History: 1993 a. 112
Reproduction and destruction of records; evidence. 220.285(1)(1)
Any state bank, trust company bank, licensee under ss. 138.09
, or 224.725
or ch. 217
may cause any or all records kept by such bank, licensee, or registered person to be recorded, copied or reproduced by any photostatic, photographic or miniature photographic process or by optical imaging if the process employed correctly, accurately and permanently copies, reproduces or forms a medium for copying, reproducing or recording the original record on a film or other durable material. A bank may thereafter dispose of the original record. A licensee or registered person may thereafter dispose of the original record after first obtaining the written consent of the division. This section is applicable to national banking associations insofar as it does not contravene federal law.
Any photographic, photostatic, or miniature photographic copy or reproduction or copy reproduced from a film record or any copy of a record generated from optical disc storage of a bank record or record of a licensee or registered person is considered to be an original record for all purposes and shall be treated as an original record in all courts or administrative agencies for the purpose of its admissibility in evidence. A facsimile, exemplification, or certified copy of any such photographic copy or reproduction, copy reproduced from a film record, or copy generated from optical disc storage of a record shall, for all purposes, be considered a facsimile, exemplification, or certified copy of the original record.
See also s. DFI-Bkg 9.01
, Wis. adm. code.
Closing in emergencies.
No liability shall be incurred by a bank because the bank is closed during an emergency. If a bank closes during an emergency, the closing shall be noted in the minutes of the next meeting of the bank's board of directors. A bank may not declare in default for nonpayment any obligation which became due while the bank was closed during the emergency if timely payment on the obligation was tendered but not accepted because the bank was closed.
History: 1971 c. 120
; 1987 a. 252
Transfer of trust business within bank holding company groups. 220.32(1)(a)
“Corporate fiduciary" means all of the following:
A trust company bank, state bank with trust powers, corporation or limited liability company, that is authorized under the laws of this state to accept and execute trusts.
A national bank or other federally chartered financial institution, if that bank or institution has its principal place of business in this state and is authorized by the appropriate federal agency to accept and execute trusts.
“Subsidiary" of a bank holding company means any other corporation or limited liability company of which voting stock having a majority of the votes entitled to be cast is owned, directly or indirectly, by the bank holding company.
“Trust business" includes self-declared trusts that are established and maintained by a corporate fiduciary, such as common trust funds and group trust funds, and all other activities in which a corporate fiduciary is acting as a fiduciary, as defined in s. 112.01 (1) (b)
, regardless of whether or not a portion of these activities could be undertaken by an entity that is not authorized to accept and execute trusts in this state.
Transfer to successor fiduciary.
If the board of directors of a bank holding company adopt a resolution directing one of its subsidiaries that is a corporate fiduciary to succeed to all or part of the existing or future trust business of another of its subsidiaries that is a corporate fiduciary, the successor corporate fiduciary shall succeed to the predecessor corporate fiduciary.
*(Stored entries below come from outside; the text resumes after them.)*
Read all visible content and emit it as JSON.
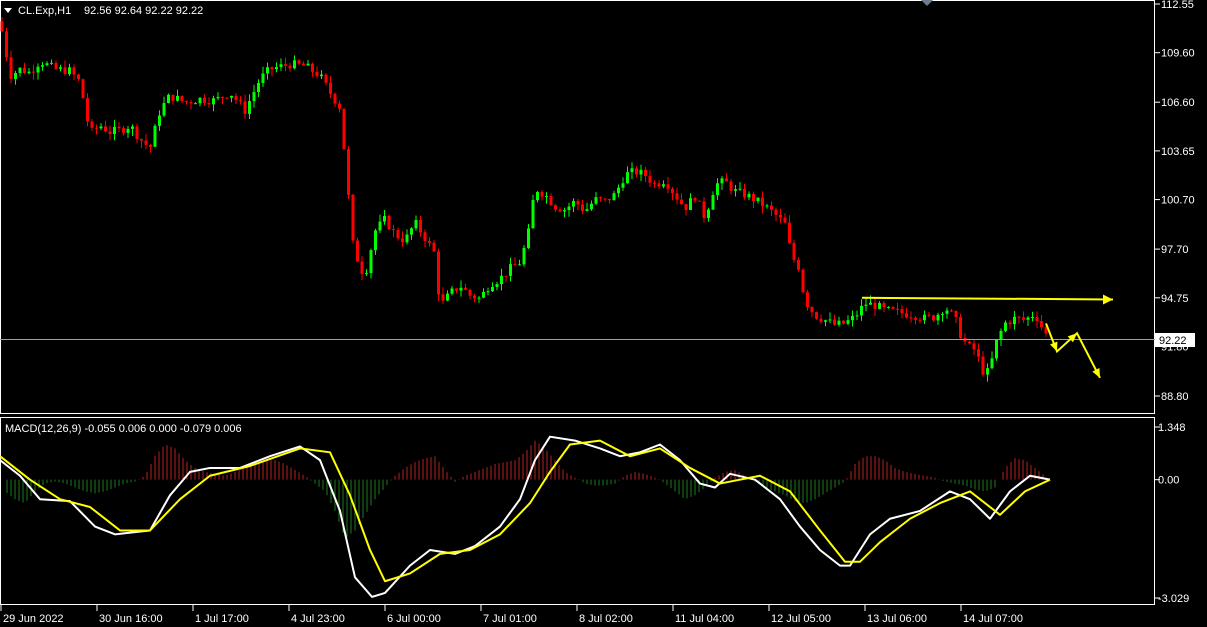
{
  "header": {
    "symbol": "CL.Exp,H1",
    "ohlc": "92.56 92.64 92.22 92.22"
  },
  "macd_header": {
    "label": "MACD(12,26,9) -0.055 0.006 0.000 -0.079 0.006"
  },
  "colors": {
    "background": "#000000",
    "bull_candle": "#00ff00",
    "bear_candle": "#ff0000",
    "grid_line": "#ffffff",
    "bid_line": "#9aa0a6",
    "macd_line": "#ffffff",
    "signal_line": "#ffff00",
    "hist_positive": "#b22222",
    "hist_negative": "#1f7a1f",
    "annotation": "#ffff00"
  },
  "chart_data": [
    {
      "type": "candlestick",
      "title": "CL.Exp,H1",
      "y_ticks": [
        "112.55",
        "109.60",
        "106.60",
        "103.65",
        "100.70",
        "97.70",
        "94.75",
        "91.80",
        "88.80"
      ],
      "ylim": [
        87.8,
        112.55
      ],
      "current_price": "92.22",
      "x_ticks": [
        "29 Jun 2022",
        "30 Jun 16:00",
        "1 Jul 17:00",
        "4 Jul 23:00",
        "6 Jul 00:00",
        "7 Jul 01:00",
        "8 Jul 02:00",
        "11 Jul 04:00",
        "12 Jul 05:00",
        "13 Jul 06:00",
        "14 Jul 07:00"
      ],
      "price_path": [
        [
          0,
          111.5
        ],
        [
          5,
          110
        ],
        [
          10,
          108.2
        ],
        [
          20,
          108.6
        ],
        [
          30,
          108.4
        ],
        [
          40,
          109.1
        ],
        [
          55,
          108.6
        ],
        [
          70,
          108.5
        ],
        [
          80,
          107.8
        ],
        [
          90,
          104.7
        ],
        [
          100,
          105.2
        ],
        [
          110,
          104.8
        ],
        [
          120,
          104.9
        ],
        [
          130,
          105.2
        ],
        [
          140,
          104.4
        ],
        [
          150,
          103.8
        ],
        [
          160,
          106.1
        ],
        [
          170,
          107.0
        ],
        [
          185,
          106.6
        ],
        [
          200,
          106.8
        ],
        [
          215,
          106.7
        ],
        [
          230,
          107.2
        ],
        [
          245,
          106.1
        ],
        [
          260,
          108.0
        ],
        [
          270,
          108.6
        ],
        [
          290,
          108.9
        ],
        [
          305,
          108.8
        ],
        [
          320,
          108.2
        ],
        [
          330,
          107.2
        ],
        [
          340,
          106.3
        ],
        [
          347,
          102
        ],
        [
          352,
          98.2
        ],
        [
          360,
          96.6
        ],
        [
          365,
          96.1
        ],
        [
          375,
          98.8
        ],
        [
          385,
          99.5
        ],
        [
          395,
          98.6
        ],
        [
          405,
          98.2
        ],
        [
          415,
          99.3
        ],
        [
          425,
          98.4
        ],
        [
          435,
          97.4
        ],
        [
          440,
          94.2
        ],
        [
          450,
          95.0
        ],
        [
          460,
          95.5
        ],
        [
          470,
          94.9
        ],
        [
          480,
          94.7
        ],
        [
          490,
          95.6
        ],
        [
          500,
          95.9
        ],
        [
          510,
          96.5
        ],
        [
          520,
          96.9
        ],
        [
          528,
          98.5
        ],
        [
          535,
          101.4
        ],
        [
          545,
          101.0
        ],
        [
          555,
          100.3
        ],
        [
          565,
          100.1
        ],
        [
          575,
          100.6
        ],
        [
          585,
          100.0
        ],
        [
          595,
          100.7
        ],
        [
          605,
          100.6
        ],
        [
          615,
          101.0
        ],
        [
          625,
          102.2
        ],
        [
          635,
          102.4
        ],
        [
          645,
          102.2
        ],
        [
          655,
          101.6
        ],
        [
          665,
          101.9
        ],
        [
          675,
          101.0
        ],
        [
          685,
          100.2
        ],
        [
          695,
          100.9
        ],
        [
          705,
          99.6
        ],
        [
          715,
          101.6
        ],
        [
          725,
          101.8
        ],
        [
          735,
          101.2
        ],
        [
          745,
          101.0
        ],
        [
          755,
          100.7
        ],
        [
          765,
          100.3
        ],
        [
          775,
          99.8
        ],
        [
          785,
          99.2
        ],
        [
          792,
          97.2
        ],
        [
          798,
          96.8
        ],
        [
          805,
          94.6
        ],
        [
          815,
          93.7
        ],
        [
          825,
          93.4
        ],
        [
          835,
          93.1
        ],
        [
          845,
          93.2
        ],
        [
          855,
          93.6
        ],
        [
          865,
          94.4
        ],
        [
          875,
          94.3
        ],
        [
          885,
          94.0
        ],
        [
          895,
          93.9
        ],
        [
          905,
          93.8
        ],
        [
          915,
          93.7
        ],
        [
          925,
          93.5
        ],
        [
          935,
          93.6
        ],
        [
          945,
          94.2
        ],
        [
          955,
          93.5
        ],
        [
          962,
          92.3
        ],
        [
          968,
          91.8
        ],
        [
          975,
          91.6
        ],
        [
          985,
          90.0
        ],
        [
          990,
          90.5
        ],
        [
          997,
          92.2
        ],
        [
          1005,
          93.2
        ],
        [
          1015,
          93.5
        ],
        [
          1025,
          93.4
        ],
        [
          1035,
          93.8
        ],
        [
          1045,
          92.6
        ],
        [
          1050,
          92.22
        ]
      ],
      "annotations": {
        "resistance_line": [
          [
            862,
            94.75
          ],
          [
            1113,
            94.65
          ]
        ],
        "projection_path": [
          [
            1046,
            93.2
          ],
          [
            1057,
            91.5
          ],
          [
            1077,
            92.6
          ],
          [
            1100,
            89.9
          ]
        ]
      }
    },
    {
      "type": "line",
      "title": "MACD(12,26,9)",
      "y_ticks": [
        "1.348",
        "0.00",
        "-3.029"
      ],
      "ylim": [
        -3.029,
        1.348
      ],
      "series": [
        {
          "name": "MACD",
          "values": [
            [
              0,
              0.5
            ],
            [
              20,
              0.1
            ],
            [
              40,
              -0.5
            ],
            [
              70,
              -0.55
            ],
            [
              95,
              -1.2
            ],
            [
              115,
              -1.4
            ],
            [
              150,
              -1.3
            ],
            [
              170,
              -0.4
            ],
            [
              190,
              0.2
            ],
            [
              210,
              0.3
            ],
            [
              240,
              0.3
            ],
            [
              270,
              0.6
            ],
            [
              300,
              0.85
            ],
            [
              320,
              0.5
            ],
            [
              340,
              -0.8
            ],
            [
              355,
              -2.5
            ],
            [
              372,
              -3.0
            ],
            [
              385,
              -2.9
            ],
            [
              410,
              -2.2
            ],
            [
              430,
              -1.8
            ],
            [
              455,
              -1.9
            ],
            [
              475,
              -1.7
            ],
            [
              500,
              -1.2
            ],
            [
              520,
              -0.5
            ],
            [
              535,
              0.5
            ],
            [
              550,
              1.1
            ],
            [
              575,
              1.0
            ],
            [
              600,
              0.8
            ],
            [
              620,
              0.6
            ],
            [
              640,
              0.7
            ],
            [
              660,
              0.9
            ],
            [
              680,
              0.5
            ],
            [
              700,
              -0.1
            ],
            [
              715,
              -0.2
            ],
            [
              730,
              0.15
            ],
            [
              755,
              0.0
            ],
            [
              780,
              -0.5
            ],
            [
              800,
              -1.2
            ],
            [
              820,
              -1.8
            ],
            [
              840,
              -2.2
            ],
            [
              850,
              -2.2
            ],
            [
              870,
              -1.4
            ],
            [
              890,
              -1.0
            ],
            [
              920,
              -0.8
            ],
            [
              950,
              -0.3
            ],
            [
              970,
              -0.5
            ],
            [
              990,
              -1.0
            ],
            [
              1010,
              -0.3
            ],
            [
              1030,
              0.1
            ],
            [
              1050,
              0.0
            ]
          ]
        },
        {
          "name": "Signal",
          "values": [
            [
              0,
              0.6
            ],
            [
              30,
              0.0
            ],
            [
              60,
              -0.5
            ],
            [
              90,
              -0.7
            ],
            [
              120,
              -1.3
            ],
            [
              150,
              -1.3
            ],
            [
              180,
              -0.5
            ],
            [
              210,
              0.1
            ],
            [
              250,
              0.35
            ],
            [
              300,
              0.8
            ],
            [
              330,
              0.7
            ],
            [
              350,
              -0.4
            ],
            [
              370,
              -1.8
            ],
            [
              385,
              -2.6
            ],
            [
              410,
              -2.4
            ],
            [
              440,
              -1.9
            ],
            [
              470,
              -1.8
            ],
            [
              500,
              -1.4
            ],
            [
              530,
              -0.6
            ],
            [
              550,
              0.2
            ],
            [
              570,
              0.9
            ],
            [
              600,
              1.0
            ],
            [
              630,
              0.6
            ],
            [
              660,
              0.8
            ],
            [
              690,
              0.3
            ],
            [
              720,
              -0.1
            ],
            [
              760,
              0.1
            ],
            [
              790,
              -0.3
            ],
            [
              820,
              -1.3
            ],
            [
              845,
              -2.1
            ],
            [
              860,
              -2.1
            ],
            [
              880,
              -1.6
            ],
            [
              910,
              -1.0
            ],
            [
              940,
              -0.6
            ],
            [
              970,
              -0.3
            ],
            [
              1000,
              -0.9
            ],
            [
              1025,
              -0.3
            ],
            [
              1050,
              0.0
            ]
          ]
        }
      ],
      "histogram": [
        [
          5,
          -0.3
        ],
        [
          15,
          -0.5
        ],
        [
          25,
          -0.6
        ],
        [
          35,
          -0.3
        ],
        [
          45,
          -0.1
        ],
        [
          55,
          -0.05
        ],
        [
          65,
          -0.1
        ],
        [
          75,
          -0.2
        ],
        [
          85,
          -0.3
        ],
        [
          95,
          -0.35
        ],
        [
          105,
          -0.3
        ],
        [
          115,
          -0.2
        ],
        [
          125,
          -0.1
        ],
        [
          135,
          -0.05
        ],
        [
          145,
          0.1
        ],
        [
          155,
          0.6
        ],
        [
          165,
          0.9
        ],
        [
          175,
          0.8
        ],
        [
          185,
          0.5
        ],
        [
          195,
          0.3
        ],
        [
          205,
          0.2
        ],
        [
          215,
          0.15
        ],
        [
          225,
          0.1
        ],
        [
          235,
          0.2
        ],
        [
          245,
          0.3
        ],
        [
          255,
          0.4
        ],
        [
          265,
          0.5
        ],
        [
          275,
          0.5
        ],
        [
          285,
          0.4
        ],
        [
          295,
          0.25
        ],
        [
          305,
          0.1
        ],
        [
          315,
          -0.1
        ],
        [
          325,
          -0.3
        ],
        [
          335,
          -0.8
        ],
        [
          345,
          -1.5
        ],
        [
          355,
          -1.3
        ],
        [
          365,
          -0.9
        ],
        [
          375,
          -0.5
        ],
        [
          385,
          -0.2
        ],
        [
          395,
          0.1
        ],
        [
          405,
          0.3
        ],
        [
          415,
          0.45
        ],
        [
          425,
          0.55
        ],
        [
          435,
          0.6
        ],
        [
          445,
          0.25
        ],
        [
          455,
          -0.05
        ],
        [
          465,
          0.1
        ],
        [
          475,
          0.2
        ],
        [
          485,
          0.3
        ],
        [
          495,
          0.4
        ],
        [
          505,
          0.45
        ],
        [
          515,
          0.5
        ],
        [
          525,
          0.7
        ],
        [
          535,
          1.0
        ],
        [
          545,
          0.8
        ],
        [
          555,
          0.5
        ],
        [
          565,
          0.2
        ],
        [
          575,
          0.05
        ],
        [
          585,
          -0.1
        ],
        [
          595,
          -0.15
        ],
        [
          605,
          -0.15
        ],
        [
          615,
          -0.1
        ],
        [
          625,
          0.1
        ],
        [
          635,
          0.2
        ],
        [
          645,
          0.15
        ],
        [
          655,
          0.05
        ],
        [
          665,
          -0.1
        ],
        [
          675,
          -0.3
        ],
        [
          685,
          -0.5
        ],
        [
          695,
          -0.4
        ],
        [
          705,
          -0.2
        ],
        [
          715,
          0.05
        ],
        [
          725,
          0.2
        ],
        [
          735,
          0.25
        ],
        [
          745,
          0.1
        ],
        [
          755,
          -0.05
        ],
        [
          765,
          -0.2
        ],
        [
          775,
          -0.3
        ],
        [
          785,
          -0.4
        ],
        [
          795,
          -0.55
        ],
        [
          805,
          -0.6
        ],
        [
          815,
          -0.5
        ],
        [
          825,
          -0.35
        ],
        [
          835,
          -0.2
        ],
        [
          845,
          -0.05
        ],
        [
          855,
          0.4
        ],
        [
          865,
          0.6
        ],
        [
          875,
          0.6
        ],
        [
          885,
          0.5
        ],
        [
          895,
          0.3
        ],
        [
          905,
          0.2
        ],
        [
          915,
          0.15
        ],
        [
          925,
          0.1
        ],
        [
          935,
          0.05
        ],
        [
          945,
          -0.05
        ],
        [
          955,
          -0.1
        ],
        [
          965,
          -0.15
        ],
        [
          975,
          -0.25
        ],
        [
          985,
          -0.3
        ],
        [
          995,
          -0.2
        ],
        [
          1005,
          0.3
        ],
        [
          1015,
          0.55
        ],
        [
          1025,
          0.5
        ],
        [
          1035,
          0.3
        ],
        [
          1045,
          0.1
        ]
      ]
    }
  ]
}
The substitution shall be effective on the date specified in the resolution and no additional authorization is needed. The successor corporate fiduciary shall succeed to all capacities in which the predecessor corporate fiduciary had been acting with respect to the transferred trust business. If, or to the extent that, the resolution directs that one subsidiary shall succeed to future trust business of another subsidiary of the same bank holding company, the successor shall be considered to be named as fiduciary in all writings that named the predecessor corporate fiduciary as trustee, including all wills, trusts, court orders and similar documents and instruments.